PLF 2010 - Ville et logement : 7,8 milliards pour une mission avec "des incertitudes financières majeures"

Après l'Assemblée nationale, le 17 novembre, le Sénat a adopté à son tour en première lecture, le 8 décembre, le projet de loi de finances pour 2010. Les crédits de la mission "Ville et logement" ont ainsi été votés à hauteur de 7,698 milliards d'euros en autorisations d'engagement et de 7,805 milliards en crédits de paiement (CP). Cette enveloppe se répartit en quatre programmes (en CP) : 1,101 milliard d'euros pour la prévention de l'exclusion et insertion des personnes vulnérables, 5,369 milliards pour l'aide à l'accès au logement, 629 millions pour le développement et l'amélioration de l'offre de logement et 704 millions pour la politique de la ville.
Si l'adoption des crédits n'a pas soulevé de difficulté particulière, les moyens affectés à la mission n'ont pas vraiment convaincu tous les sénateurs. Les crédits budgétaires affectés à la mission pour 2010 progressent pourtant de 3,5% en autorisations d'engagement et de 4,5% en crédits de paiement, avec toutefois des écarts importants (+8,6% pour le programme "aide à l'accès au logement", mais -10,9% pour le programme "politique de la ville"). De même, les dépenses fiscales liées à la mission (qui n'apparaissent pas dans les crédits budgétaires ci-dessus) s'élèvent à plus de 11 milliards d'euros, en progression de 8% (voir notre article ci-contre du 16 novembre 2009).
Les rapporteurs pour avis de la commission des affaires économiques - Pierre André, sénateur (UMP) de l'Aisne, et Thierry Repentin, sénateur (PS) de la Savoie et également président de l'Union sociale pour l'habitat (USH) -  et celui de la commission des affaires sociales - Jean-Marie Vanlerenberghe, sénateur (UC) du Pas-de-Calais - s'en sont tenus à une approche plutôt descriptive. Mais Philippe Dallier, sénateur (UMP) de la Seine-Saint-Denis et rapporteur spécial des crédits de la mission, porte un jugement nettement moins nuancé. Il observe ainsi que "la mission ne satisfait pas correctement à l'objectif de lisibilité des politiques publiques", en ne donnant qu'"une vue partielle des moyens de l'Etat", faute d'intégrer les dépenses fiscales. Le rapporteur pointe également "des réformes qui tardent à se mettre en place", allusion aux retards dans la mise en place de la garantie universelle des risques locatifs (GRL) et au prélèvement sur les ressources financières inutilisées des organismes HLM, "qui sont toujours en attente de décrets d'application".
Autre motif d'inquiétude soulevé par le rapporteur : l'"équilibre fragile" de l'Anah et de l'Anru.
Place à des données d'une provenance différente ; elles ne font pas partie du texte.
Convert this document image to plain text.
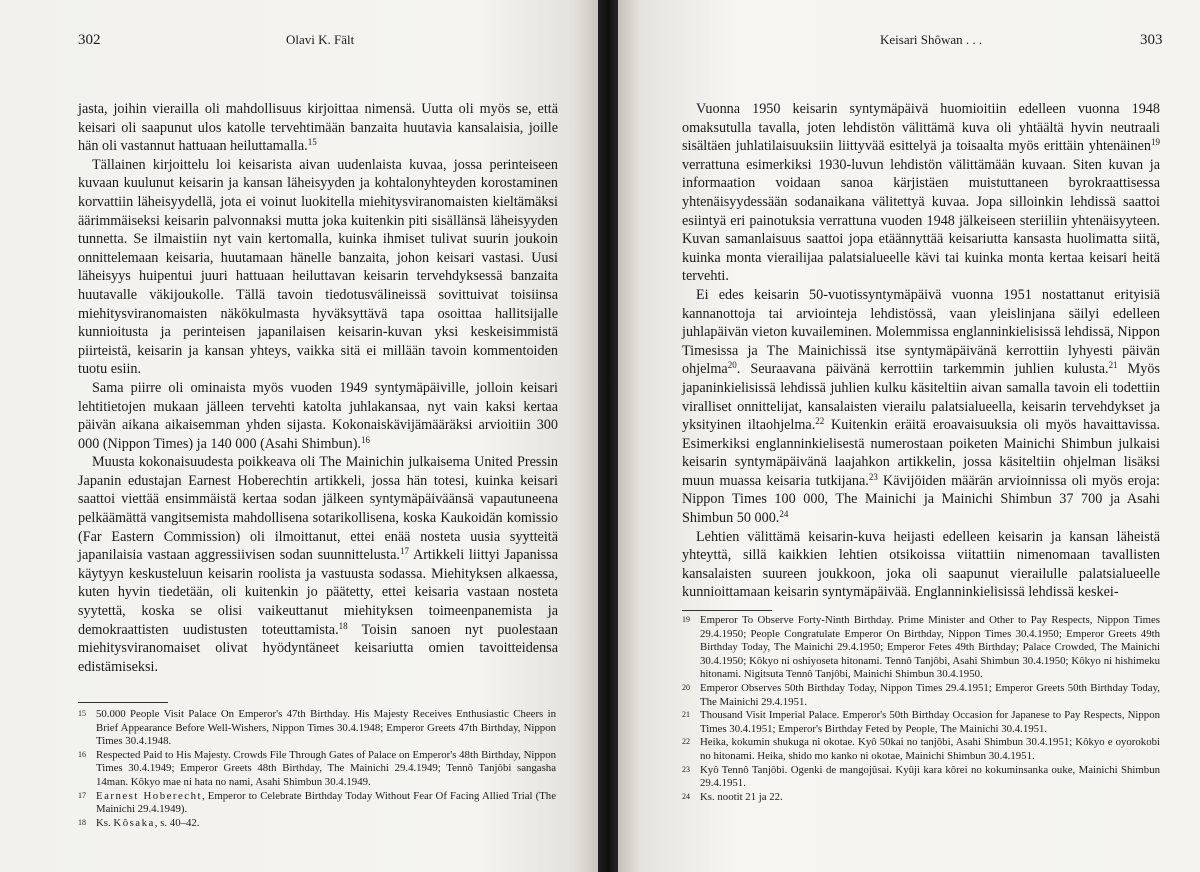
302	Olavi K. Fält

jasta, joihin vierailla oli mahdollisuus kirjoittaa nimensä. Uutta oli myös se, että keisari oli saapunut ulos katolle tervehtimään banzaita huutavia kansalaisia, joille hän oli vastannut hattuaan heiluttamalla.$^{15}$

Tällainen kirjoittelu loi keisarista aivan uudenlaista kuvaa, jossa perinteiseen kuvaan kuulunut keisarin ja kansan läheisyyden ja kohtalonyhteyden korostaminen korvattiin läheisyydellä, jota ei voinut luokitella miehitysviranomaisten kieltämäksi äärimmäiseksi keisarin palvonnaksi mutta joka kuitenkin piti sisällänsä läheisyyden tunnetta. Se ilmaistiin nyt vain kertomalla, kuinka ihmiset tulivat suurin joukoin onnittelemaan keisaria, huutamaan hänelle banzaita, johon keisari vastasi. Uusi läheisyys huipentui juuri hattuaan heiluttavan keisarin tervehdyksessä banzaita huutavalle väkijoukolle. Tällä tavoin tiedotusvälineissä sovittuivat toisiinsa miehitysviranomaisten näkökulmasta hyväksyttävä tapa osoittaa hallitsijalle kunnioitusta ja perinteisen japanilaisen keisarin-kuvan yksi keskeisimmistä piirteistä, keisarin ja kansan yhteys, vaikka sitä ei millään tavoin kommentoiden tuotu esiin.

Sama piirre oli ominaista myös vuoden 1949 syntymäpäiville, jolloin keisari lehtitietojen mukaan jälleen tervehti katolta juhlakansaa, nyt vain kaksi kertaa päivän aikana aikaisemman yhden sijasta. Kokonaiskävijämääräksi arvioitiin 300 000 (Nippon Times) ja 140 000 (Asahi Shimbun).$^{16}$

Muusta kokonaisuudesta poikkeava oli The Mainichin julkaisema United Pressin Japanin edustajan Earnest Hoberechtin artikkeli, jossa hän totesi, kuinka keisari saattoi viettää ensimmäistä kertaa sodan jälkeen syntymäpäiväänsä vapautuneena pelkäämättä vangitsemista mahdollisena sotarikollisena, koska Kaukoidän komissio (Far Eastern Commission) oli ilmoittanut, ettei enää nosteta uusia syytteitä japanilaisia vastaan aggressiivisen sodan suunnittelusta.$^{17}$ Artikkeli liittyi Japanissa käytyyn keskusteluun keisarin roolista ja vastuusta sodassa. Miehityksen alkaessa, kuten hyvin tiedetään, oli kuitenkin jo päätetty, ettei keisaria vastaan nosteta syytettä, koska se olisi vaikeuttanut miehityksen toimeenpanemista ja demokraattisten uudistusten toteuttamista.$^{18}$ Toisin sanoen nyt puolestaan miehitysviranomaiset olivat hyödyntäneet keisariutta omien tavoitteidensa edistämiseksi.

15 50.000 People Visit Palace On Emperor's 47th Birthday. His Majesty Receives Enthusiastic Cheers in Brief Appearance Before Well-Wishers, Nippon Times 30.4.1948; Emperor Greets 47th Birthday, Nippon Times 30.4.1948.

16 Respected Paid to His Majesty. Crowds File Through Gates of Palace on Emperor's 48th Birthday, Nippon Times 30.4.1949; Emperor Greets 48th Birthday, The Mainichi 29.4.1949; Tennô Tanjôbi sangasha 14man. Kôkyo mae ni hata no nami, Asahi Shimbun 30.4.1949.

17 Earnest Hoberecht, Emperor to Celebrate Birthday Today Without Fear Of Facing Allied Trial (The Mainichi 29.4.1949).

18 Ks. Kôsaka, s. 40–42.

Keisari Shôwan . . .	303

Vuonna 1950 keisarin syntymäpäivä huomioitiin edelleen vuonna 1948 omaksutulla tavalla, joten lehdistön välittämä kuva oli yhtäältä hyvin neutraali sisältäen juhlatilaisuuksiin liittyvää esittelyä ja toisaalta myös erittäin yhtenäinen$^{19}$ verrattuna esimerkiksi 1930-luvun lehdistön välittämään kuvaan. Siten kuvan ja informaation voidaan sanoa kärjistäen muistuttaneen byrokraattisessa yhtenäisyydessään sodanaikana välitettyä kuvaa. Jopa silloinkin lehdissä saattoi esiintyä eri painotuksia verrattuna vuoden 1948 jälkeiseen steriiliin yhtenäisyyteen. Kuvan samanlaisuus saattoi jopa etäännyttää keisariutta kansasta huolimatta siitä, kuinka monta vierailijaa palatsialueelle kävi tai kuinka monta kertaa keisari heitä tervehti.

Ei edes keisarin 50-vuotissyntymäpäivä vuonna 1951 nostattanut erityisiä kannanottoja tai arviointeja lehdistössä, vaan yleislinjana säilyi edelleen juhlapäivän vieton kuvaileminen. Molemmissa englanninkielisissä lehdissä, Nippon Timesissa ja The Mainichissä itse syntymäpäivänä kerrottiin lyhyesti päivän ohjelma$^{20}$. Seuraavana päivänä kerrottiin tarkemmin juhlien kulusta.$^{21}$ Myös japaninkielisissä lehdissä juhlien kulku käsiteltiin aivan samalla tavoin eli todettiin viralliset onnittelijat, kansalaisten vierailu palatsialueella, keisarin tervehdykset ja yksityinen iltaohjelma.$^{22}$ Kuitenkin eräitä eroavaisuuksia oli myös havaittavissa. Esimerkiksi englanninkielisestä numerostaan poiketen Mainichi Shimbun julkaisi keisarin syntymäpäivänä laajahkon artikkelin, jossa käsiteltiin ohjelman lisäksi muun muassa keisaria tutkijana.$^{23}$ Kävijöiden määrän arvioinnissa oli myös eroja: Nippon Times 100 000, The Mainichi ja Mainichi Shimbun 37 700 ja Asahi Shimbun 50 000.24

Lehtien välittämä keisarin-kuva heijasti edelleen keisarin ja kansan läheistä yhteyttä, sillä kaikkien lehtien otsikoissa viitattiin nimenomaan tavallisten kansalaisten suureen joukkoon, joka oli saapunut vierailulle palatsialueelle kunnioittamaan keisarin syntymäpäivää. Englanninkielisissä lehdissä keskei-

19 Emperor To Observe Forty-Ninth Birthday. Prime Minister and Other to Pay Respects, Nippon Times 29.4.1950; People Congratulate Emperor On Birthday, Nippon Times 30.4.1950; Emperor Greets 49th Birthday Today, The Mainichi 29.4.1950; Emperor Fetes 49th Birthday; Palace Crowded, The Mainichi 30.4.1950; Kôkyo ni oshiyoseta hitonami. Tennô Tanjôbi, Asahi Shimbun 30.4.1950; Kôkyo ni hishimeku hitonami. Nigitsuta Tennô Tanjôbi, Mainichi Shimbun 30.4.1950.

20 Emperor Observes 50th Birthday Today, Nippon Times 29.4.1951; Emperor Greets 50th Birthday Today, The Mainichi 29.4.1951.

21 Thousand Visit Imperial Palace. Emperor's 50th Birthday Occasion for Japanese to Pay Respects, Nippon Times 30.4.1951; Emperor's Birthday Feted by People, The Mainichi 30.4.1951.

22 Heika, kokumin shukuga ni okotae. Kyô 50kai no tanjôbi, Asahi Shimbun 30.4.1951; Kôkyo e oyorokobi no hitonami. Heika, shido mo kanko ni okotae, Mainichi Shimbun 30.4.1951.

23 Kyô Tennô Tanjôbi. Ogenki de mangojûsai. Kyûji kara kôrei no kokuminsanka ouke, Mainichi Shimbun 29.4.1951.

24 Ks. nootit 21 ja 22.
Dans le cas de l'année 2008 - dernier exercice clos -, le rapport relève que l'Anah a décidé, dès le 18 novembre 2008, d'arrêter les prises en charge de dépenses pour l'année en cours et que l'agence a clos l'exercice avec une trésorerie représentant seulement huit jours de dépenses. Pour l'année à venir, le rapport considère que "la fixation des capacités annuelles d'engagement de l'Anah pour 2010 devra impérativement tenir compte des engagements déjà souscrits et de leur soutenabilité financière pour les trois prochaines années", en prenant en considération le fait que l'agence bénéficie, sur 2009 et 2010, des crédits exceptionnels du plan de relance. Pour l'Anru, le rapport met en avant un redoutable effet de ciseaux, à partir de 2009, entre les besoins de trésorerie et la trésorerie effectivement disponible. Considérant que "le mécanisme de financement mis en oeuvre depuis 2009 n'est pas soutenable à moyen et long termes", le rapporteur spécial préconise que l'année 2010 soit mise à profit pour "pour élaborer un schéma réaliste de financement des interventions de l'Anru et de l'Anah, susceptible de succéder au système temporaire mis en place par la loi de mobilisation pour le logement et permettant de sortir d'une logique consistant à repousser régulièrement les échéances de règlement des dettes accumulées".
Le rapport est plus positif sur les crédits de deux des quatre programmes de la mission : "développement et amélioration de l'offre de logements" et "politique de la ville". Il est en revanche nettement plus mitigé sur le programme "prévention de l'exclusion et insertion des personnes vulnérables" - pour lequel le rapporteur pointe la "sous-budgétisation persistante" des dépenses du Parsa (plan d'action renforcé pour les sans-abri) - et pour le programme "aide à l'accès au logement", dont la dotation ne règle pas le problème récurrent de la dette de l'Etat. Le défaut de financement de l'Etat à l'égard du Fnal (Fonds national d'aide au logement) serait ainsi de 585 millions d'euros à la fin de 2009.